Sometimes, if we want to avoid being noticed, the best place to hide is in plain sight. To avoid accusation for something you really want to hide, one strategy is to voluntarily confess something lesser or unrelated. Skillfully done, that admission can suck up all the oxygen in the room and keep people from asking more questions. They might even feel that they’ve gotten more intimate details of your life than they wanted to know, and actively avoid digging deeper.
Even with God, confessing our little narrow circle of sins can be a way of not listening to what God is really concerned about. I am really sorry about A. Really, really sorry about B. Really, really, really sorry about C. Prayer time is up before we can get to D, E, F.
The Christian comedian Mike Warnke used to do this, confessing his horrible, what-a-bad-dude-I-was sins, enough so that it was years before people picked up that the bulk of his autobiography was untrue.

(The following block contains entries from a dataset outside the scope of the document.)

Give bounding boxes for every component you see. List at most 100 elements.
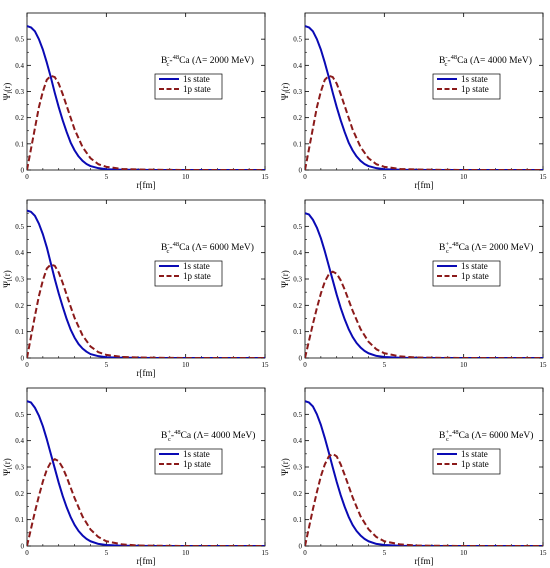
reaction-charge: + xyxy=(445,429,449,436)
legend-label: 1s state xyxy=(183,449,210,459)
reaction-mass: 48 xyxy=(452,241,459,248)
x-tick-label: 15 xyxy=(262,173,270,181)
reaction-sub: c xyxy=(167,248,170,255)
y-tick-label: 0 xyxy=(21,167,25,175)
reaction-sub: c xyxy=(445,61,448,68)
legend-box xyxy=(154,260,223,287)
x-tick-label: 5 xyxy=(383,361,387,369)
x-tick-label: 5 xyxy=(105,361,109,369)
reaction-base: B xyxy=(161,431,167,441)
chart-panel-5: 0 5 10 15 0 0.1 0.2 0.3 0.4 0.5 r[fm] Ψl(r) B+ c-48Ca… xyxy=(2,387,270,566)
reaction-mass: 48 xyxy=(173,241,180,248)
y-tick-label: 0 xyxy=(299,543,303,551)
y-tick-label: 0.3 xyxy=(15,464,24,472)
reaction-mass: 48 xyxy=(451,54,458,61)
reaction-sub: c xyxy=(446,248,449,255)
y-label-rest: (r) xyxy=(2,83,12,92)
y-tick-label: 0.5 xyxy=(293,411,302,419)
y-tick-label: 0.3 xyxy=(293,88,302,96)
reaction-label: B-c-48Ca (Λ= 6000 MeV) xyxy=(161,241,254,255)
reaction-mass: 48 xyxy=(452,429,459,436)
reaction-sub: c xyxy=(446,436,449,443)
y-tick-label: 0.1 xyxy=(293,140,302,148)
y-label-rest: (r) xyxy=(280,270,290,279)
legend-box xyxy=(154,73,223,100)
y-label-main: Ψ xyxy=(2,281,12,288)
y-tick-label: 0.4 xyxy=(293,249,302,257)
y-tick-label: 0 xyxy=(299,355,303,363)
x-tick-label: 15 xyxy=(262,549,270,557)
chart-panel-4: 0 5 10 15 0 0.1 0.2 0.3 0.4 0.5 Ψl(r) B+ c-48Ca (Λ= … xyxy=(280,199,548,369)
y-tick-label: 0.2 xyxy=(293,302,302,310)
y-tick-label: 0.3 xyxy=(15,276,24,284)
reaction-label: B+ c-48Ca (Λ= 4000 MeV) xyxy=(161,429,255,443)
y-tick-label: 0.1 xyxy=(15,140,24,148)
reaction-rest: Ca (Λ= 4000 MeV) xyxy=(181,430,256,441)
series-line-1p xyxy=(305,270,543,358)
x-tick-label: 10 xyxy=(460,549,468,557)
y-label-main: Ψ xyxy=(280,281,290,288)
x-axis-label: r[fm] xyxy=(415,556,434,566)
reaction-dash: - xyxy=(169,243,172,253)
reaction-charge: - xyxy=(167,241,169,248)
y-tick-label: 0.1 xyxy=(293,328,302,336)
x-tick-label: 10 xyxy=(182,173,190,181)
y-label-sub: l xyxy=(285,279,292,281)
x-axis-label: r[fm] xyxy=(137,556,156,566)
y-tick-label: 0.4 xyxy=(15,62,24,70)
y-tick-label: 0.2 xyxy=(15,114,24,122)
reaction-label: B-c-48Ca (Λ= 2000 MeV) xyxy=(161,54,254,68)
y-label-sub: l xyxy=(7,92,14,94)
y-axis-label: Ψl(r) xyxy=(280,458,292,475)
y-label-rest: (r) xyxy=(2,270,12,279)
y-tick-label: 0.5 xyxy=(15,36,24,44)
series-line-1s xyxy=(305,212,543,358)
y-tick-label: 0.1 xyxy=(15,328,24,336)
legend-label: 1s state xyxy=(183,261,210,271)
x-tick-label: 10 xyxy=(182,549,190,557)
series-line-1p xyxy=(27,74,265,170)
x-tick-label: 5 xyxy=(105,173,109,181)
y-tick-label: 0.2 xyxy=(293,114,302,122)
y-label-main: Ψ xyxy=(280,469,290,476)
x-tick-label: 15 xyxy=(540,361,548,369)
reaction-sub: c xyxy=(167,61,170,68)
reaction-label: B+ c-48Ca (Λ= 2000 MeV) xyxy=(439,241,533,255)
legend-label: 1s state xyxy=(461,449,488,459)
reaction-base: B xyxy=(439,56,445,66)
x-tick-label: 5 xyxy=(105,549,109,557)
chart-panel-6: 0 5 10 15 0 0.1 0.2 0.3 0.4 0.5 r[fm] Ψl(r) B+ c-48Ca… xyxy=(280,387,547,566)
reaction-mass: 48 xyxy=(174,429,181,436)
y-tick-label: 0.2 xyxy=(15,490,24,498)
y-axis-label: Ψl(r) xyxy=(2,270,14,287)
x-tick-label: 10 xyxy=(460,173,468,181)
x-tick-label: 5 xyxy=(383,173,387,181)
chart-panel-3: 0 5 10 15 0 0.1 0.2 0.3 0.4 0.5 r[fm] Ψl(r) B-c-48Ca… xyxy=(2,199,269,378)
y-tick-label: 0 xyxy=(299,167,303,175)
x-axis-label: r[fm] xyxy=(137,180,156,190)
x-tick-label: 0 xyxy=(25,173,29,181)
reaction-dash: - xyxy=(449,243,452,253)
y-tick-label: 0.5 xyxy=(293,36,302,44)
y-tick-label: 0.3 xyxy=(293,464,302,472)
x-tick-label: 15 xyxy=(540,173,548,181)
y-label-rest: (r) xyxy=(280,83,290,92)
legend-label: 1s state xyxy=(183,74,210,84)
legend-label: 1p state xyxy=(461,459,489,469)
legend-label: 1p state xyxy=(461,84,489,94)
reaction-charge: + xyxy=(167,429,171,436)
x-tick-label: 10 xyxy=(182,361,190,369)
y-label-sub: l xyxy=(285,92,292,94)
y-label-main: Ψ xyxy=(2,93,12,100)
x-tick-label: 0 xyxy=(303,361,307,369)
reaction-charge: + xyxy=(445,241,449,248)
x-axis-label: r[fm] xyxy=(415,180,434,190)
y-tick-label: 0.1 xyxy=(293,516,302,524)
y-label-sub: l xyxy=(7,279,14,281)
reaction-sub: c xyxy=(168,436,171,443)
y-tick-label: 0.5 xyxy=(15,411,24,419)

It becomes second nature, an automatic strategy for eluding detection. I know. I’ve done it myself. (In fact I should do a post about my own lies, shouldn’t I? Soon. I hope I mean that.)
Barack Obama has written two autobiographies, and they include details about his drug use. Mostly, though, they are about his identity crises. There’s not much about who he did business with, who furthered his career, all those Ayers, Dohrn, Rezko things that are just emerging into the news now. He says they’re not friends, and this could be true, as we have nothing to compare it to. We don’t know who Obama’s friends are. That may not be a bad thing in itself – some people are more naturally aloof and it doesn’t unfit them from most jobs, including the presidency. Richard Nixon had few friends, though he had pleasant relationships with many people.
Perhaps Obama’s drug confessions were a way of distracting attention. I don’t claim to see into the man’s soul, but writing two autobiographies before you’ve accomplished all that much is suggestive of a person who wants to control the flow of information of what people see about him.